We present DrivoR, a simple and efficient transformer-based architecture for end-to-end autonomous driving. Our approach builds on pretrained Vision Transformers (ViTs) and introduces camera-aware register tokens that compress multi-camera features into a compact scene representation, significantly reducing downstream computation without sacrificing accuracy. These tokens drive two lightweight transformer decoders that generate and then score candidate trajectories. The scoring decoder learns to mimic an oracle and predicts interpretable sub-scores representing aspects such as safety, comfort, and efficiency, enabling behavior-conditioned driving at inference. Despite its minimal design, DrivoR outperforms or matches strong contemporary baselines across NAVSIM-v1, NAVSIM-v2, and the photorealistic closed-loop HUGSIM benchmark. Our results show that a pure-transformer architecture, combined with targeted token compression, is sufficient for accurate, efficient, and adaptive end-to-end driving. Code and checkpoints will be made available via the project page.
Paper Structure (47 sections, 7 equations, 12 figures, 14 tables)

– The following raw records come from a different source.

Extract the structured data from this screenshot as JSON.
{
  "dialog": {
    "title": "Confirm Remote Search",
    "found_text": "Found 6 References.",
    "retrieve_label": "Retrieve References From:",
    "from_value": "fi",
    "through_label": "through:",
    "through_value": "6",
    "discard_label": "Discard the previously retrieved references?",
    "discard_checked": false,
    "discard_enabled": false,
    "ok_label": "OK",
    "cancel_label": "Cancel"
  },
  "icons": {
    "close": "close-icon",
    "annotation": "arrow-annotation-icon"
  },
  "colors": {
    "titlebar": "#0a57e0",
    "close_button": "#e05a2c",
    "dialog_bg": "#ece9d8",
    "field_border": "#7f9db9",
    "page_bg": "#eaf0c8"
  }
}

This paper contains 47 sections, 7 equations, 12 figures, 14 tables.

Figures (12)

  • Figure 1: DrivoR architecture. The proposed architecture is composed of three transformer blocks: one encoder (perception) and two decoders (trajectory and scoring). The perception encoder compresses perceptual information in camera-aware registers for lightweight subsequent processing in the trajectory and scoring decoders. The decoded trajectories are re-embedded and detached from the gradient computation graph to disentangle scoring and generation. The final trajectory is chosen from the proposal set via the max predicted score.
  • Figure 2: Encoder and decoder architectures follow standard transformer architectures, with introduction of sensor registers in the encoder, and using these registers as scene tokens in downstream decoders.
  • Figure 3: Cosine similarity between scene tokens. Darker indicates lower cosine similarity. Note the specialized tokens in the front cam, and collapsed tokens in the back cam, showing relative camera compression. Averaged on navval.
  • Figure 4: Attention maps of scene tokens. From the final attention layer, front-camera tokens specialize to distinct regions (traffic light, lead vehicle, road edges), while back-camera tokens largely collapse to the same features, aside from a single distinct token.
  • Figure 5: Scoring head disentanglement. Dominant cameras are identified via cross-attention between scene tokens and score or trajectory tokens. Trajectory prediction consistently relies on the front camera, while scoring shifts attention based on trajectory behavior—underscoring the need to separate the two pipelines.